Try the first rule if the second rule fails

2019-09-14 04:21发布

问题:

I have defined two sets of identifiers IDENTIFIER_ONE and IDENTIFIER_TWO which are both exculsive subsets of IDENTIFIER. I would like to write a parser such that:

"i1(arg) EOS" can't be parsed (1)
"i2(arg) EOS" can be parsed (2)
"i1(arg) = value EOS" can be parsed (3)
"i2(arg) = value EOS" can be parsed (4)

where i1(resp., i2) belongs to IDENTIFIER_ONE (resp., IDENTIFIER_TWO); arg and value belong to IDENTIFIER. The following parser.mly has already realized all the points I am after, except (4):

identifier:
| IDENTIFIER_ONE { $1 }
| IDENTIFIER_TWO { $1 } 

block_statement_EOS:
| identifier LPAREN identifier RPAREN EQUAL identifier EOS { BSE_Let ($1, $3, $6) }
| IDENTIFIER_TWO LPAREN identifier RPAREN EOS { BSE_I_I ($1, $3) }

Given i1(arg) = value EOS as input, as goal (3) it is correctly read as BSE_Let (i1, arg, value). However, given i2(arg) = value EOS as input, it stops the parsing after reading EQUAL. I guess it is because once the parse meets i2(arg), it goes to the 2nd rule of block_statement_EOS, and later EQUAL can't be parsed.

Ideally, I would hope the parser could try the 1st rule of block_statement_EOS if the 2nd rule fails. Could anyone help me to make this possible?

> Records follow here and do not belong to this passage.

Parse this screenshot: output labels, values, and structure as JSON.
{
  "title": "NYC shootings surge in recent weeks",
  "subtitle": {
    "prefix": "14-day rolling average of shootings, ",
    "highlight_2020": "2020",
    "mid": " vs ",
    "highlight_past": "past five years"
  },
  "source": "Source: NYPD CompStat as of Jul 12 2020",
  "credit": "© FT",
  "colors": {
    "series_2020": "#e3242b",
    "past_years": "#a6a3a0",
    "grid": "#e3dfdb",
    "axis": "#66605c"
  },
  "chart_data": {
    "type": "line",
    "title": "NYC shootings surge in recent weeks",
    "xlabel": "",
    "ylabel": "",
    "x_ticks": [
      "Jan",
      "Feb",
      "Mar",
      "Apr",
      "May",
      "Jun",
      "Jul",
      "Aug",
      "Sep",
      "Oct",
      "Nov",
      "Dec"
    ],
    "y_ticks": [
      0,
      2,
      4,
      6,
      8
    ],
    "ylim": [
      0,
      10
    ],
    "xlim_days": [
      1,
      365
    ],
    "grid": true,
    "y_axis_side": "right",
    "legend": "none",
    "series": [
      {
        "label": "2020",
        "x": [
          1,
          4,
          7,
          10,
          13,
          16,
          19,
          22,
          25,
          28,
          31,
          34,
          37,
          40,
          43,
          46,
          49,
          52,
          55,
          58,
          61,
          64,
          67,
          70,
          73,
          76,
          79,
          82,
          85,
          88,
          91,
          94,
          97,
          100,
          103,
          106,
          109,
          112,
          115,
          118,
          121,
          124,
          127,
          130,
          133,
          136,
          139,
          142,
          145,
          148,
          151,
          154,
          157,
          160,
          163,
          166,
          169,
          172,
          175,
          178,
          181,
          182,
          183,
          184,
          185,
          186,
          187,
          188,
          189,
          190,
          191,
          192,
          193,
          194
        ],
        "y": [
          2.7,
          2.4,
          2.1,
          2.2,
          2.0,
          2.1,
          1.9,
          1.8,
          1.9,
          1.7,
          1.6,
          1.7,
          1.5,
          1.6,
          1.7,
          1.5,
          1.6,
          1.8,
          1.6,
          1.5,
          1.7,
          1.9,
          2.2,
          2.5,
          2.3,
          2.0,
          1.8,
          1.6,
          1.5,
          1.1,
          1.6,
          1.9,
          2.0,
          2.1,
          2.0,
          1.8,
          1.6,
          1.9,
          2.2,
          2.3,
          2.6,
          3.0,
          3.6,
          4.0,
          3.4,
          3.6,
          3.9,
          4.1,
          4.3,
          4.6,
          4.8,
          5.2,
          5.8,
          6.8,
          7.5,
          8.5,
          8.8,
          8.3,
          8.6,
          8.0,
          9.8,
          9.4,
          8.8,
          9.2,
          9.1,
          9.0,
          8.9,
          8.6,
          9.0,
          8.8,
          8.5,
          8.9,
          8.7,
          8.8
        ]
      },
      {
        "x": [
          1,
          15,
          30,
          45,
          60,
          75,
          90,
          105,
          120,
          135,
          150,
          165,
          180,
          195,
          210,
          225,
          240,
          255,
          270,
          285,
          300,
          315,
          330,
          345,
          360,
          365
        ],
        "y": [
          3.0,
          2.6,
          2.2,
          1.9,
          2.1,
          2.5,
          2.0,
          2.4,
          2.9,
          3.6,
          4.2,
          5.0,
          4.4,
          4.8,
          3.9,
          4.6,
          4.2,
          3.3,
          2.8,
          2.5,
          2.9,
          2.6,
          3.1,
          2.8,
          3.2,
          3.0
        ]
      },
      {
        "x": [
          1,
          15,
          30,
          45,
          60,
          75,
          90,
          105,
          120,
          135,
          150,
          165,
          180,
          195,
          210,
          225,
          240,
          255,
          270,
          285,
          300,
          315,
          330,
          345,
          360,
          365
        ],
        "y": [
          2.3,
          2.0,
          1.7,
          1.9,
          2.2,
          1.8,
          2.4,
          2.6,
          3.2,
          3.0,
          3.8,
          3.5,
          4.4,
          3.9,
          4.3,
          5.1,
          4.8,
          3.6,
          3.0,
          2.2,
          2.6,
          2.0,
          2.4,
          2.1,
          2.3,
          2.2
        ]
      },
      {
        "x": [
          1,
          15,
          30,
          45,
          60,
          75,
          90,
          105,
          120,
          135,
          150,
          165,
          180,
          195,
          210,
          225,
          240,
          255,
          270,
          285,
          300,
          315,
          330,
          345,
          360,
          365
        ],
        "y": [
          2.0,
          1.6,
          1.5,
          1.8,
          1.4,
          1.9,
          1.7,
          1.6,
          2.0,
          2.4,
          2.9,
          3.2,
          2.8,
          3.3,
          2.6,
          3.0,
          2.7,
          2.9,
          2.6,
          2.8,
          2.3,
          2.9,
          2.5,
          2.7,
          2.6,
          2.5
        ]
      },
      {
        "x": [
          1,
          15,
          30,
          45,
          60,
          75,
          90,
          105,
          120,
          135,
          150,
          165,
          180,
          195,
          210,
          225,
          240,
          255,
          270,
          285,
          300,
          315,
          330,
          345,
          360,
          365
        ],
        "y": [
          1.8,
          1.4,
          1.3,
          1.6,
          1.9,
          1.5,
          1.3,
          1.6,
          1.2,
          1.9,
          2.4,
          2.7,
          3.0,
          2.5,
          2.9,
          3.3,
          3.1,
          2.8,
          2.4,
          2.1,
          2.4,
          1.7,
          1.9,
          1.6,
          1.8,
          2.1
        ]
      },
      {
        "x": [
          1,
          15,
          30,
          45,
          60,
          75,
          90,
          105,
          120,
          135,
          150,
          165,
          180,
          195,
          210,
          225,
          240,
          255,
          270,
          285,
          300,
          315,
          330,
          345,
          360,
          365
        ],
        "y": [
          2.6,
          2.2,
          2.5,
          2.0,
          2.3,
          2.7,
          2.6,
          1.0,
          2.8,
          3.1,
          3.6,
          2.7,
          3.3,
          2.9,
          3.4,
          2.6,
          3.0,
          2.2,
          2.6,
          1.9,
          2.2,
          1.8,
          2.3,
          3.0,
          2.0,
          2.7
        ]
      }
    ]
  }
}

PS: If I write the parser.mly as follows, all the goals can be achieved. Does anyone know why? Additionally I really don't like this workaround, because I do need to write identifier instead of two subsets in many other rules, I would hope a more elegant solution...

block_statement_EOS:
| IDENTIFIER_ONE LPAREN identifier RPAREN EQUAL identifier EOS { BSE_Let ($1, $3, $6) }
| IDENTIFIER_TWO LPAREN identifier RPAREN EQUAL identifier EOS { BSE_Let ($1, $3, $6) }
| IDENTIFIER_TWO LPAREN identifier RPAREN EOS { BSE_I_I ($1, $3) }

回答1:

When your parser encounters an LPAREN after an IDENTIFIER_TWO, it has to decide whether to shift or to reduce:

  • shift: put LPAREN on the stack;
  • reduce: replace IDENTIFIER_TWO, which is on top of the stack, by identifier.

If your parser chooses to shift, it will never reduce this particular IDENTIFIER_TWO into identifier (because this particular IDENTIFIER_TWO will never be on top of the stack again), meaning that it will always reduce the second rule of block_statement_EOS.

If your parser chooses to reduce, it will never reduce the second rule of block_statement_EOS, as this rule starts with IDENTIFIER_TWO and not identifier.

This is why your second version works, because there is no need to choose between shifting and reducing after IDENTIFIER_TWO. The choice is made later, if you wish.